Облачившись с большим вкусом в военный мундир, Бекингем с удовольствием выступал в роли главнокомандующего. Он спешно формировал свою армию, не брезгуя никакими способами ее комплектования: деревенских парней вылавливали и забривали в рекруты прямо с полей, городских хватали на улицах, покупали иностранных наемников, людей с тугим кошельком насильно заставляли давать займы безо всякой гарантии их возвращения, исключительно под честное слово герцога. Набранная таким образом армия представляла собой самый натуральный сброд, который беспрестанно бунтовал, предавался пьянству и грабежам, часть разбежалась еще до отплытия в поход. Французский посол уверял Ришелье в своем донесении, что полусотне французских солдат не составило бы труда справиться с тремя сотнями таких подонков.
Недостаток испытывался во всем: не хватало леса, провианта, одежды, медикаментов. Из прибывших шести тысяч голландских солдат более половины дезертировали, не получив должного содержания. Моряков не обеспечили обувью, на флоте не было даже новых флагов.
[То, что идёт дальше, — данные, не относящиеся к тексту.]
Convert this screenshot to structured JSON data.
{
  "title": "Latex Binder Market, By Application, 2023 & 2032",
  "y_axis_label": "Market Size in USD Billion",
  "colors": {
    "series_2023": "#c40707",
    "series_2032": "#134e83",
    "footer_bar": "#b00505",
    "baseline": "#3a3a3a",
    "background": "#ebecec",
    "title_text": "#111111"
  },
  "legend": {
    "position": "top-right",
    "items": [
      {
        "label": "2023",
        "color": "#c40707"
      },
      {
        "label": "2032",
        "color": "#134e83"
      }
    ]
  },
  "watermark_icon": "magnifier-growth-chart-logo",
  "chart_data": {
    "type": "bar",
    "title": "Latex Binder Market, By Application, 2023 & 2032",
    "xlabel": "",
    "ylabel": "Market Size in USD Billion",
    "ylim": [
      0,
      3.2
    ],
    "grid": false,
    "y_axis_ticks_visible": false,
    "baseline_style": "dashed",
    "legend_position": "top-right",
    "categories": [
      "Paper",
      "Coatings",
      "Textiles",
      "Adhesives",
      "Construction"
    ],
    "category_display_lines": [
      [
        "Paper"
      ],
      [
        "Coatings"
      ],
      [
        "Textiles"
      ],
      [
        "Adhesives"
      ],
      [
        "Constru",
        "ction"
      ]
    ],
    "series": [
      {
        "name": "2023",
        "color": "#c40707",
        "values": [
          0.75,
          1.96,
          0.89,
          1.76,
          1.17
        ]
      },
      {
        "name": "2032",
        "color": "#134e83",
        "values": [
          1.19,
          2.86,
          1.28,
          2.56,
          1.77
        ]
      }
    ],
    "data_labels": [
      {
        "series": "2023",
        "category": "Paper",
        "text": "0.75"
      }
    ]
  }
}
Размещать на постой их было негде, и владельцев домов принудительно выселяли, дабы обеспечить этих бездомных ратников кровом. Тем не менее Бекингем продолжал лихорадочную подготовку. Подошли голландские и протестантские французские суда. Весной были сформированы пять эскадр, общим счетом около ста кораблей, и набрано около семи тысяч человек воинства. На флагманский корабль лорда-адмирала погрузили всяческие яства и имущество его светлости: двадцать костюмов (один расшитый жемчугом), скрипки, восемь верховых лошадей и шесть под упряжь, две кареты, носилки. Каюта Бекингема сверкала позолотой, пол был покрыт персидским ковром, у стенки воздвигнуто нечто вроде алтаря, обтянутого золототканой парчой, на котором стоял портрет Анны Австрийской, перед ним в золотых канделябрах горели свечи из белого воска. На мачте корабля развевался желто-черный флаг, цвета Анны Австрийской.
Французский поверенный в делах Дюмолен попытался выведать, куда же держит курс столь славное воинство, ибо официально военные действия между двумя королевствами еще не начинались. Герцог давал уклончивые ответы:
– Хотя французы придираются ко мне и хотят уничтожить, и ненавидят меня аки дьявола, я не могу помешать себе любить их.
Накануне отплытия Дюмолен явился засвидетельствовать свое почтение:
– Я вам желаю удачи и успеха, если вы отправляетесь в любое место, кроме Франции, но если вы отправляетесь туда, я могу лишь молить Господа, чтобы вы вернулись тотчас же и в добром здравии.
– Я есмь преданный слуга Христианнейшего короля, – ответил Бекингем, – я люблю и всегда любил и почитал французов. Но они меня ненавидели!
Герцог поклялся жене и матери, что не будет предводительствовать в этом походе. 13 июня он тайно покинул Лондон, не попрощавшись с семьей. Кэтрин, беременная, еще оплакивавшая недавнюю смерть их старшего сына, не могла скрыть своей горечи, которую излила в длинном письме.
Можно понять отчаяние несчастной глубоко любящей женщины, осознававшей, что ее муж отправляется сражаться за право обладать чужестранной королевой. Свою обиду сыну высказала и его мать, графиня Бекингем, ярая приверженица католической веры.
По прибытии в Портсмут короля Карла герцог закатил на борту своего флагмана с выразительным названием «Триумф» роскошный пир, на котором присутствовал граф де Субиз и несколько французских дворян-протестантов. Они уверяли герцога, что французы, взбешенные прекращением торговли, готовы поднять восстание, как только увидят паруса английского флота. Карл был уверен в победе, хотя разлука с фаворитом огорчала его до глубины души.
После отъезда короля герцог развил бурную деятельность. В день отъезда, прослышав, что многие офицеры затянули с выпивкой «на посошок», он сошел на берег и лично обошел все портовые таверны, немедленно отдавая под трибунал пойманных выпивох. Наконец, 27 июня флот отплыл в направлении Франции.